Since I lead a life with attending a lot of events and conferences, there’s something that has been on my mind for some time. But when you just think and don’t blog about it, you can be sure someone else will cover the topic before you, and in this case Ryan Funduk did so in Our Culture of Exclusion.
Me and drinking
Looking at myself, I very rarely drink alcohol; for a myriad of reasons, really. When I was younger, with parties there were a good amount of binge drinking, and the result is of course being hungover, worn down and, at times, feeling pretty sick. Back in the teenager years, the goal was very often to get very drunk.
I’ve also never really been super-keen on the taste of most alcohol. Sure, I can appreciate a good wine or beer, but overall I prefer plain water. Additionally, I’ve been physically active most part of my life, and drinking and working out isn’t really a good match. To add to that, I have an ongoing interest in diet and health, what we eat and drink and how it affects how we feel.
So, I rarely drink.
But that’s how I choose to live my life, not that I think everyone else with a different opinion is wrong or should change.
A drinking problem
I think I got into this state of mind when I was in my early 20s. All good and well, and I felt good about myself.
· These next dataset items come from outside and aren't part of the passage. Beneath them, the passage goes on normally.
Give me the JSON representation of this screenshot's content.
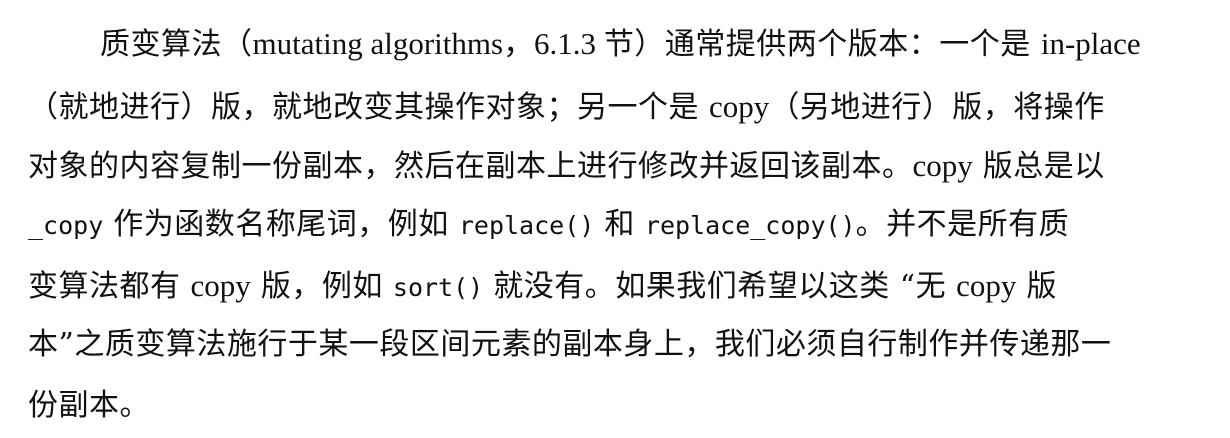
{
  "paragraph": {
    "lines": [
      {
        "segments": [
          {
            "t": "质变算法（",
            "k": "cjk"
          },
          {
            "t": "mutating algorithms，6.1.3 ",
            "k": "latin"
          },
          {
            "t": "节）通常提供两个版本：一个是 ",
            "k": "cjk"
          },
          {
            "t": "in-place",
            "k": "latin"
          }
        ]
      },
      {
        "segments": [
          {
            "t": "（就地进行）版，就地改变其操作对象；另一个是 ",
            "k": "cjk"
          },
          {
            "t": "copy",
            "k": "latin"
          },
          {
            "t": "（另地进行）版，将操作",
            "k": "cjk"
          }
        ]
      },
      {
        "segments": [
          {
            "t": "对象的内容复制一份副本，然后在副本上进行修改并返回该副本。",
            "k": "cjk"
          },
          {
            "t": "copy",
            "k": "latin"
          },
          {
            "t": " 版总是以",
            "k": "cjk"
          }
        ]
      },
      {
        "segments": [
          {
            "t": "_copy",
            "k": "code"
          },
          {
            "t": " 作为函数名称尾词，例如 ",
            "k": "cjk"
          },
          {
            "t": "replace()",
            "k": "code"
          },
          {
            "t": " 和 ",
            "k": "cjk"
          },
          {
            "t": "replace_copy()",
            "k": "code"
          },
          {
            "t": "。并不是所有质",
            "k": "cjk"
          }
        ]
      },
      {
        "segments": [
          {
            "t": "变算法都有 ",
            "k": "cjk"
          },
          {
            "t": "copy",
            "k": "latin"
          },
          {
            "t": " 版，例如 ",
            "k": "cjk"
          },
          {
            "t": "sort()",
            "k": "code"
          },
          {
            "t": " 就没有。如果我们希望以这类 “无 ",
            "k": "cjk"
          },
          {
            "t": "copy",
            "k": "latin"
          },
          {
            "t": " 版",
            "k": "cjk"
          }
        ]
      },
      {
        "segments": [
          {
            "t": "本”之质变算法施行于某一段区间元素的副本身上，我们必须自行制作并传递那一",
            "k": "cjk"
          }
        ]
      },
      {
        "segments": [
          {
            "t": "份副本。",
            "k": "cjk"
          }
        ]
      }
    ]
  }
}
So, my problem is/has not been with drinking, but rather that I don’t (or very seldom drink) and over the years has rather been shown when attending events and parties.
Numerous times people have wanted me to drink, I’m “not a real man” if I don’t, or people have been under the impression that I’m not having a good time and rather wouldn’t be at the current event.
It couldn’t be further from the truth. I love meeting people, socializing, talking and hanging out!
I think it is vital for us to honor varying opinions, show mutual respect and also understanding for cultural differences. Just as much as I don’t want to excuse myself for not drinking with “No, I’m driving”, “I’m too tired” etc, I don’t want people that like to have a drink or two feel that they have to defend themselves either.
My humble hope is just that we will respect people’s choices and opinions, and hopefully have interesting and constructive conversations about not drinking vs. drinking with moderation vs. binge drinking. We can always learn from each other, and we definitely owe each other to consider that not everyone will have the exact same opinion (and what a boring world it would be, if it was like that).
A world I don’t want to see is where people feel excluded, that they stop going to parties, conferences and events, just because they feel they don’t fit in or are even welcome. As a host, organizer or attendee, please just respect the differences and give and honor options. Have beer and wine, but also non-alcoholic alternatives like coffe, soft drinks, water etc.
Let’s focus on being inclusive and getting to know and understand more people and views, and just how beautiful people really are!
Disclaimer: Personally, I very rarely encounter being excluded or disprespected nowadays for my choice, but I just want to make people aware that some people might, even if not intentional, feel like that.